By Sam Jack
Conway Springs resident Maxine Martin celebrated her 100th birthday over the weekend, sharing the occasion with residents of Spring View Manor on Friday and with family and other friends on Saturday and Sunday.
At Spring View, third-graders from Kyle Trueblood Elementary treated Maxine to a Thanksgiving skit, and Mayor Jessica Gerlach gave a speech and presented her with a certificate. Her three children – Connie, Joyce and Jerry – were also on hand.
“Not very many people get to have their mother till she’s 100,” Connie Bishop said. “We’re very grateful.”
Editor’s note: This story first appeared in the Nov. 22 print edition of the Star-Argosy. To see stories like this sooner, and to get all your community news, subscribe to the paper. Call 316-540-0500 to get home delivery of the next edition.
On the topic of being a centenarian, Maxine said it just happened one day at a time.
“I’ve had a wonderful life, and an awful lot of history has passed in my lifetime,” she said.

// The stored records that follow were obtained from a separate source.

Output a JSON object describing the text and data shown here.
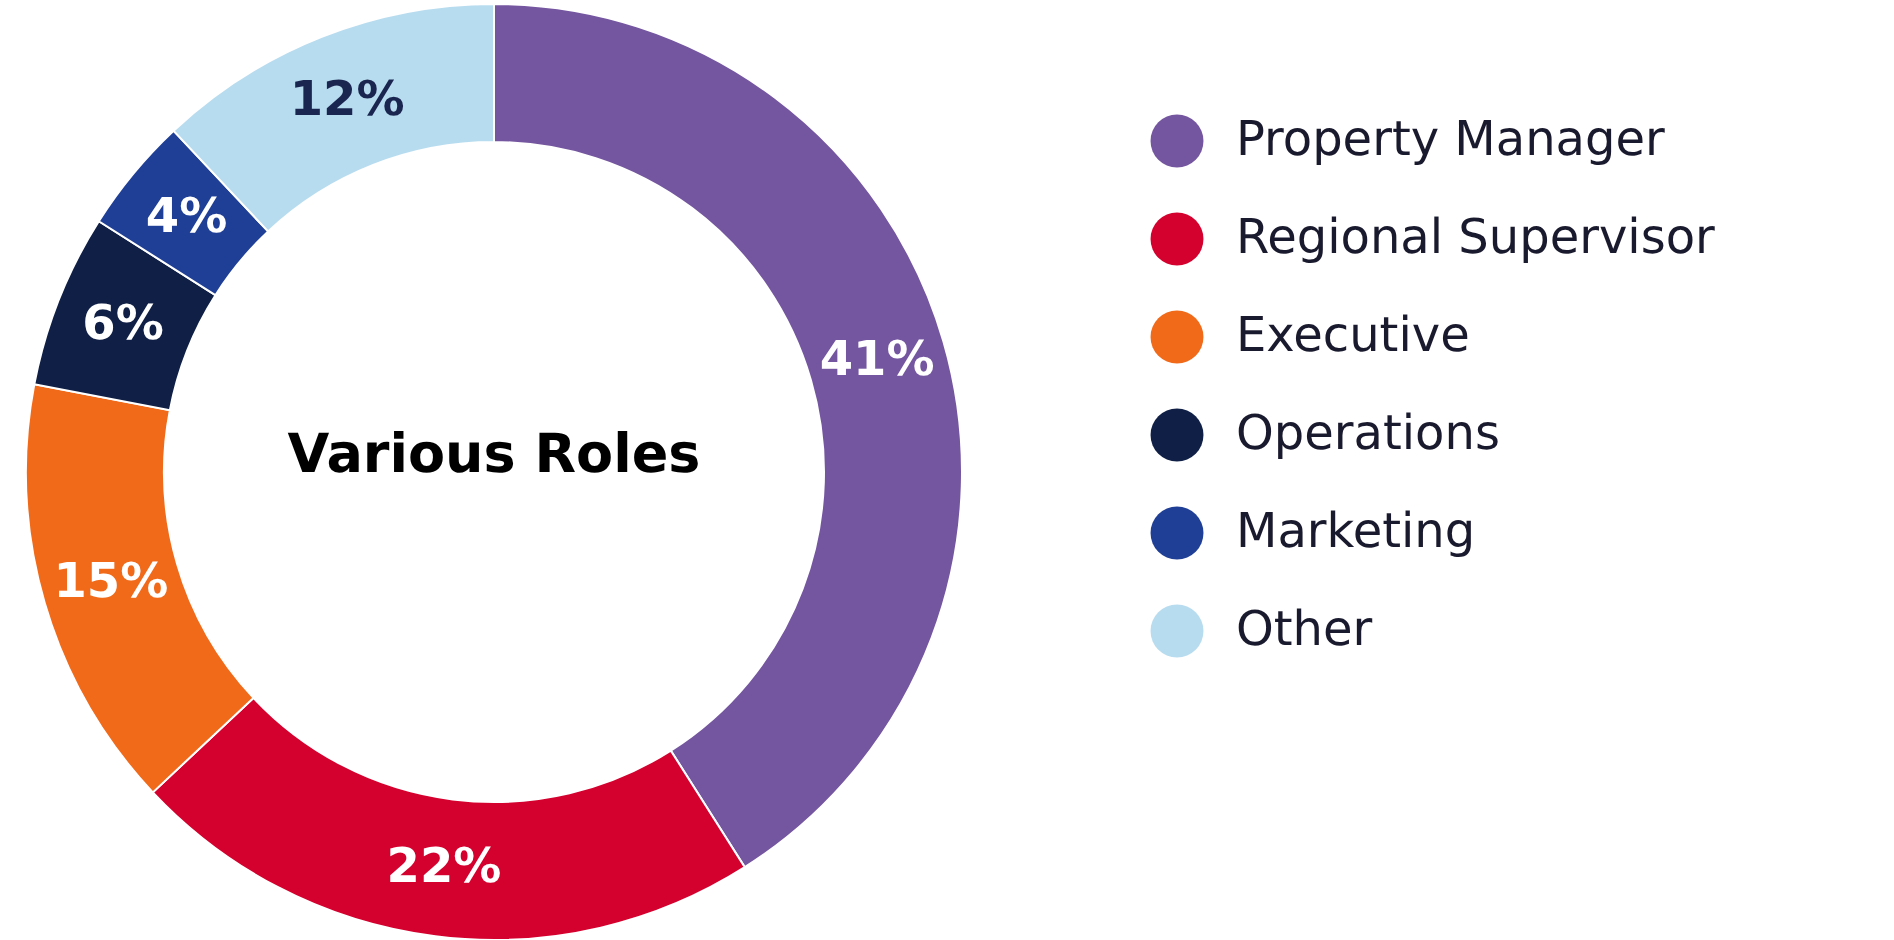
{
  "chart_data": {
    "type": "donut",
    "title": "Various Roles",
    "categories": [
      "Property Manager",
      "Regional Supervisor",
      "Executive",
      "Operations",
      " Marketing",
      "Other"
    ],
    "values": [
      41,
      22,
      15,
      6,
      4,
      12
    ],
    "value_labels": [
      "41%",
      "22%",
      "15%",
      "6%",
      "4%",
      "12%"
    ],
    "colors": [
      "#74559f",
      "#d4002e",
      "#f06a1a",
      "#0f1f45",
      "#1f3f96",
      "#b8dcef"
    ],
    "legend": "right"
  }
}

She was born just a few days after the World War I armistice, but the most pivotal historical event of her early life was the Wall Street Crash of 1929, which marked the start of the Great Depression.
Both the Depression and the Dust Bowl had a severe effect on Maxine’s family, and her father struggled to hang on at his farm near Scott City before ultimately losing it.
“When my mother put us kids to bed, she’d put newspapers over the top of our bed, and in the morning she’d say, ‘Now lay real still so I can get the newspapers and the dirt off of you,’” Maxine said, recalling the Dust Bowl years. “When we cooked, we had to just raise the lid up a little bit, dip the spoon in and put the lid back on to keep the dust out. That was a bad time. … Our barn was right close to the house, but my dad strung a clothesline between the two buildings, and we followed the clothesline to the barn.”
After losing his farm, Maxine’s father joined thousands of others who were forced to become transient laborers. Her family spent some time living in a truck as her father traveled to find work.
Maxine earned her teaching license, and her first job as a teacher was in a one-room schoolhouse. She later worked in a Hutchinson bank while her husband, Lloyd, was deployed overseas in World War II.
Maxine didn’t get confirmation that Lloyd was safe until three weeks after the European armistice, which was distressing. “After about three or four weeks, I got a whole pile of his letters he had written,” she said.
Following the war, Maxine and Lloyd moved to the house on Cranmer Street that they shared until Lloyd died in 1990. Maxine lived at home until moving to Spring View Manor at age 99.
Between the couple’s retirement and Lloyd’s death, the pair spent six years on the road together, seeing America in an RV.
“We were in every state except one, and that one was Florida; why we didn’t circle around there, I don’t know,” Maxine said. “We put 50,000 miles on that RV in six years.”
Maxine assisted with reading classes in local schools, and Mayor Gerlach was among several people at Spring View last week who credited her with teaching them how to read.
Maxine was an early supporter of hospice care in Sumner County, and she is a founding member of Community Concern. She has made and donated a huge number of quilts and blankets as part of that group, and she still continues to participate, tying knots.
Except for limited vision, Maxine still enjoys good health. She has continued to support Conway Springs schools and students during her long retirement, and she enjoys sharing about her childhood and about what it was like to be a student and teacher in the early 20th century.
In addition to her three children, Maxine has eight grandchildren and more than 30 great- and great-great grandchildren.